We had a really good time and quickly became friends. Maybe also because this whole incident was so crazy and unbelievable. We talked and laughed a lot during the boat trip and got entertained with Finnish karaoke and free drinks at the bar all night long.
I wasn’t alone on my adventure anymore, and I obviously managed to attract the right people and situations into my life that I really needed at that time. All just because I dared to take a risk.
Doors wide open
After the funny, short trip to Helsinki we arrived in Stockholm again. One thing led to another and we helped each other out until I found a little room in a small house to stay in, where 9 other people lived with me. It was a babypink wooden house with a pink cherry blossom tree standing in front of it, exploding in flowers. Very comfortable and cute with great ‘neighbours’. After two weeks I had to move to another apartment again, but this time I was able to stay for a few months during the summer time in Sweden.
I finally had plenty of time to be creative (for example to paint, create, live, explore the city and the nature around it). I still didn’t even know what I wanted up there in Sweden though – maybe I wanted to make new friends, maybe to clear my mind, and maybe to find myself.
Well, all of that happened. I had time to ponder about relationships, about the people in my life, real friends and energy sucking behaviours. Back then I didn’t practice Yoga yet, but I learned so much about a lifestyle that might be called ‘yogic’. I lived absolutely in the now and got a taste of what it means to be completely present. To take life as it came, and to welcome whatever it had to offer me was thrilling.
To live in the now is a wonderful experience that opens doors you can’t even imagine.
Long story short
The months I spent in Sweden and this crazy trip on the boat to Finland with two strangers made some of the best memories I have. I wasn’t too sad when my time in Sweden ended. Instead I was more than grateful that I was brave enough to take the risk to do something really ‘stupid’. And beleive me when I say that I still live off that experience today.

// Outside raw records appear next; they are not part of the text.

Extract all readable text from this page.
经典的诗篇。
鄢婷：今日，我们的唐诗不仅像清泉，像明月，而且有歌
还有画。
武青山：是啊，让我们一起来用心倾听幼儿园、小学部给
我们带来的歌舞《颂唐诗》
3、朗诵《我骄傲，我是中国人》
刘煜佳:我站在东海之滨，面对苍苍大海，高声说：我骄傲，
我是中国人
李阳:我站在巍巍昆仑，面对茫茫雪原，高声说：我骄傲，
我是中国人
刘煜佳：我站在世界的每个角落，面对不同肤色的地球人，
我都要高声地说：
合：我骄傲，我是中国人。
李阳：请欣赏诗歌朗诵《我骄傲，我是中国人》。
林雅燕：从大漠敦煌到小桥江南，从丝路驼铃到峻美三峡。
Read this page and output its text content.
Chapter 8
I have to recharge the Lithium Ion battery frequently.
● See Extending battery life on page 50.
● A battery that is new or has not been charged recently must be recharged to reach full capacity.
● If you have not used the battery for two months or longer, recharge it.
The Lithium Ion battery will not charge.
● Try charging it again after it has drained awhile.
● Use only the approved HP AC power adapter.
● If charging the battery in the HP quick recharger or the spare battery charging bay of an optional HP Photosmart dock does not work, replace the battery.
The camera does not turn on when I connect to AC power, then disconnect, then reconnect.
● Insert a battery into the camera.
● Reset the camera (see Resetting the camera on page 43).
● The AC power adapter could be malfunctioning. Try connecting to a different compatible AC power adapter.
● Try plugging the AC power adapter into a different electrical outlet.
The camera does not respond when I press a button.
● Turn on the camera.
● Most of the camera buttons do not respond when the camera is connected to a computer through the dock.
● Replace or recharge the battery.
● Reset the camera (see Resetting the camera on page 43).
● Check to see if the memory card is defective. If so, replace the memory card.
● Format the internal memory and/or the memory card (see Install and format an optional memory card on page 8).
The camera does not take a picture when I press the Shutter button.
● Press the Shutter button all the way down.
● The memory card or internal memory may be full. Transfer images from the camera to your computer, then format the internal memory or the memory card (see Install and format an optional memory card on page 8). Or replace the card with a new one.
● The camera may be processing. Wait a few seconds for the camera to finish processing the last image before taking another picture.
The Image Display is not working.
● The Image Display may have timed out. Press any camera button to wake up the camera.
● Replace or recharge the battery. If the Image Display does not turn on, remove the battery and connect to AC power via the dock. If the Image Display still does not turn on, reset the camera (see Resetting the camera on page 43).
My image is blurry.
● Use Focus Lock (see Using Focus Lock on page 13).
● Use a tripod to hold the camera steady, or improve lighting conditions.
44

The time ending was bittersweet and made my return to everyday life in Germany easy, because my whole worldview shifted. I somehow gained a lighter perspective on everything.
It’s adventures like these that still blow my mind today. Uncontrollable and unforseeable journeys are definitely worth going on.
I had the chance to simply let life take me wherever it wanted to take me, day by day, and I learned something for life: that taking a risk is a good thing. Because stepping into the dark can lead to greater light.
These are experiences that noone can tell you about – you have to live them.
Why taking a risk is a good thing
Taking a risk….
- makes you uncover unforeseen opportunities
- makes you more self confident
- makes you break through self-imposed limits
- makes you explore yourself and know about your deepest feelings and thoughts
- makes you more independent
- makes you happy
- makes you live in the now
- makes you learn to trust the unknown
- makes you explore new skills
- makes you follow your passion
- creates change
- makes you feel alive
- makes you creative and spontaneous
- creates clarity about what you want and don’t want
- makes new friends and creates experiences with people
Even if the choice to take a risk turned out to be ‘wrong’ – you tried it anyway, and you will always be wiser with lots of experience afterwards.